The Brooklyn Nets have been at the center of some of the league's biggest stories over the last few days.

First, James Harden headlined a wave of positive COVID tests within the team. Then the fact the Nets were missing so many key players to illness and injury led them to change their stance on Kyrie Irving, who's now been permitted to be a part-time player for (the vast majority of) games and practices outside New York City. On Saturday, we learned both Kevin Durant and Irving have also entered health and safety protocols.

How will the Nets, the league's latest team to be decimated by COVID, even field a squad?

Brooklyn has turned to free agency to add Shaq Harrison, Langston Galloway and James Ennis to help in the meantime. If you're keeping track at home, the absurdity of the current injury report is easier to illustrate by listing the players who are not out. That's a first for me.

On the pending slate is a Saturday and Sunday back-to-back at Barclays Center against the Orlando Magic and Denver Nuggets. The Nets will likely roll out the same largely anonymous roster next week. This means we will not get to watch Durant vs. LeBron James and the Los Angeles Lakers on Christmas. It means we will have to continue waiting before we see Irving's road-only return.

If somehow Irving did not actually test positive but tested inconclusive, the absolute earliest he might be able to return to the court could be that Lakers game on Christmas or the LA Clippers game on New Year's Day. More likely now is that Irving makes his season debut on January 5th against the Indiana pacers or even on January 12 against the Chicago Bulls.

But here's the other element.

The Nets probably don't care much about the outcome of any of these upcoming games now. Sure, they'd probably deny that and will do all they can to win a few more contests short-handed. Remember, they've already defeated the Toronto Raptors and Philadelphia 76ers with a skeleton crew.
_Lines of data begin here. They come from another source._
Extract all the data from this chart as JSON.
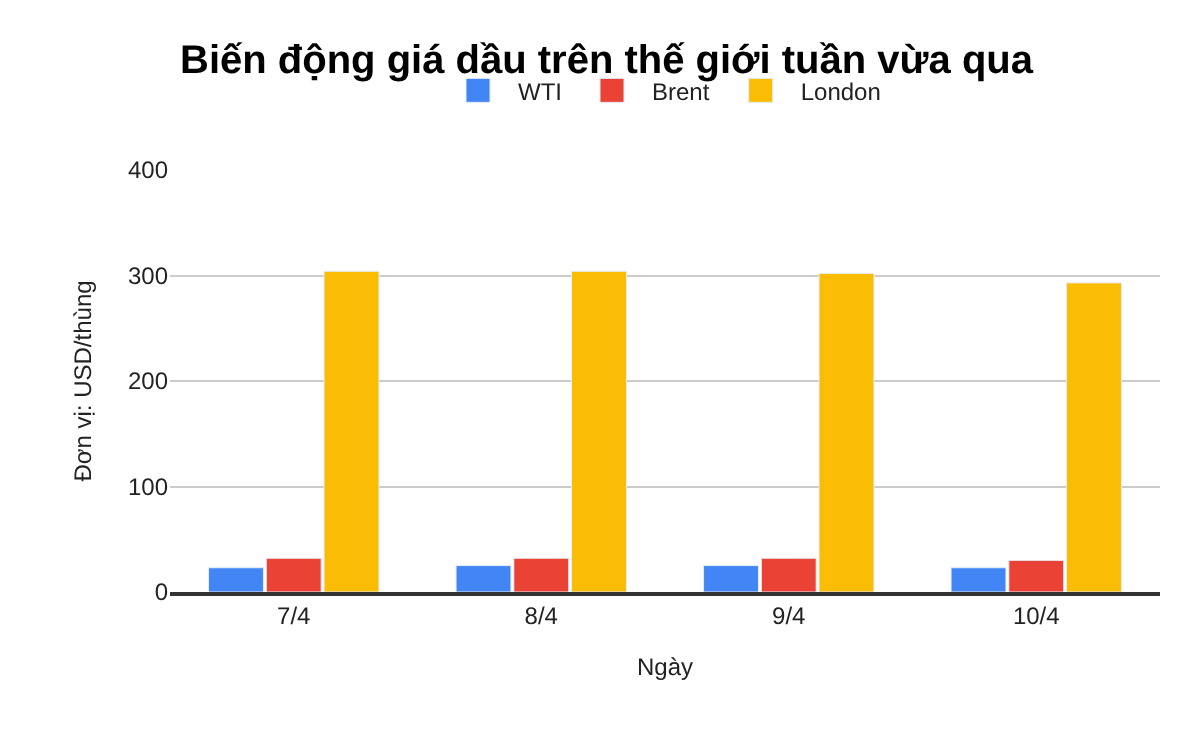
{
  "chart_data": {
    "type": "bar",
    "title": "Biến động giá dầu trên thế giới tuần vừa qua",
    "xlabel": "Ngày",
    "ylabel": "Đơn vị: USD/thùng",
    "categories": [
      "7/4",
      "8/4",
      "9/4",
      "10/4"
    ],
    "series": [
      {
        "name": "WTI",
        "color": "#4285f4",
        "values": [
          23,
          25,
          25,
          23
        ]
      },
      {
        "name": "Brent",
        "color": "#ea4335",
        "values": [
          32,
          32,
          32,
          30
        ]
      },
      {
        "name": "London",
        "color": "#fbbc04",
        "values": [
          304,
          304,
          302,
          293
        ]
      }
    ],
    "ylim": [
      0,
      400
    ],
    "yticks": [
      0,
      100,
      200,
      300,
      400
    ],
    "grid": "y",
    "legend": "top"
  }
}
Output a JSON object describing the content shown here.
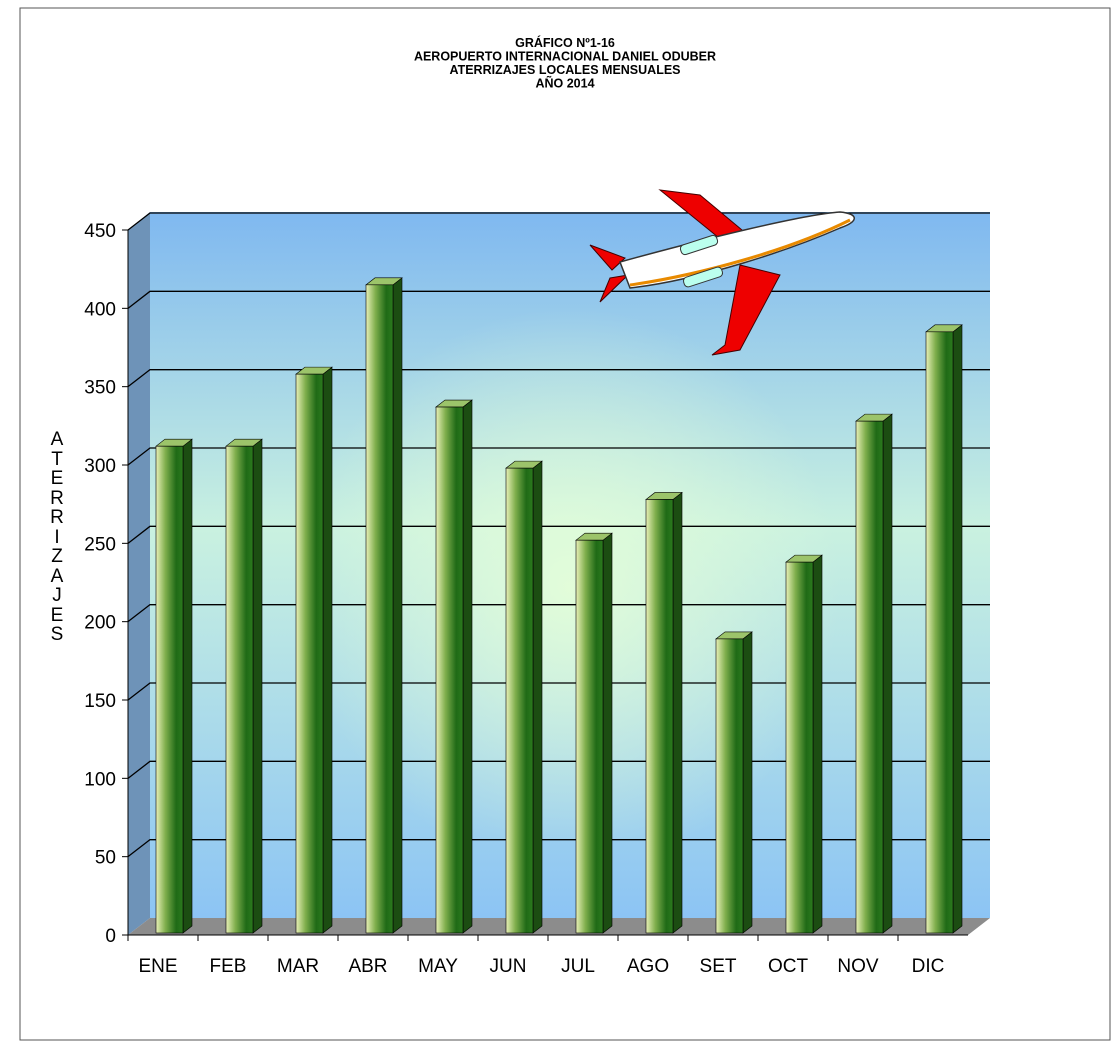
{
  "chart_data": {
    "type": "bar",
    "title": [
      "GRÁFICO Nº1-16",
      "AEROPUERTO INTERNACIONAL DANIEL ODUBER",
      "ATERRIZAJES LOCALES MENSUALES",
      "AÑO 2014"
    ],
    "y_label": "ATERRIZAJES",
    "categories": [
      "ENE",
      "FEB",
      "MAR",
      "ABR",
      "MAY",
      "JUN",
      "JUL",
      "AGO",
      "SET",
      "OCT",
      "NOV",
      "DIC"
    ],
    "values": [
      312,
      312,
      358,
      415,
      337,
      298,
      252,
      278,
      189,
      238,
      328,
      385
    ],
    "color": "#2e7d1e",
    "ylim": [
      0,
      450
    ],
    "yticks": [
      0,
      50,
      100,
      150,
      200,
      250,
      300,
      350,
      400,
      450
    ],
    "grid": true
  }
}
But with Irving back, Brooklyn's immediate concern will shift to simply hoping everyone recovers from the virus. Its long-term regular-season goals will shift towards simply getting everyone to the playoffs in one piece.

Article Continues Below

We watched the 2020-2021 version of this team almost formulaically scratch healthy veterans and sit key stars in winnable games to avoid passing surpassing undisclosed minutes restrictions. With Irving in the fold, regular-season winning streaks or losing streaks won't matter to the Nets much at all. They know that if this team can somehow be healthy for the playoffs, they can beat anyone. Yes, that includes a Golden State Warriors team with Klay Thompson set to return.

Of course, Brooklyn's core players being healthy and on the floor is a massive if. It was their main goal a season ago and just never happened. It was their goal heading into training camp this season, and we still probably won't see it before 2022.

But if the Nets were worried about the one-seed or home-court advantage, that pressure has mostly evaporated with the Irving bombshell. Andre Iguodala, who learned first hand just how good Irving is when the seven-time All-Star slayed Iguodala's Warriors in the 2016 NBA Finals, even made the (funny cause it's true) joke about the Nets not even wanting home court advantage now.

More road games mean more games where Irving is eligible to play. That certainly changes the calculus for the playoffs a bit. The Nets host the Milwaukee Bucks on March 31st. Imagine if there were seeding implications and both teams somehow preferred to lose that one because they didn't want home-court advantage as it pertains to Kyrie's availability?

For now, the Nets will let fans debate the morality and merits of allowing Irving back into the fold as this pandemic rages on, leaving both vaccinated and unvaccinated players out of the lineup.

But if Brooklyn does eventually get healthy, a team that is already 11-3 on the road and in first place in the East at 21-8 overall might provide “scary times” for opponents. And the phrase scary times has a bit more meaning these days, too.

As fans, we try to find some distraction from the pandemic that has rocked our world in sports. Now we can't help but focus on how it's rocking sports along with the rest of us.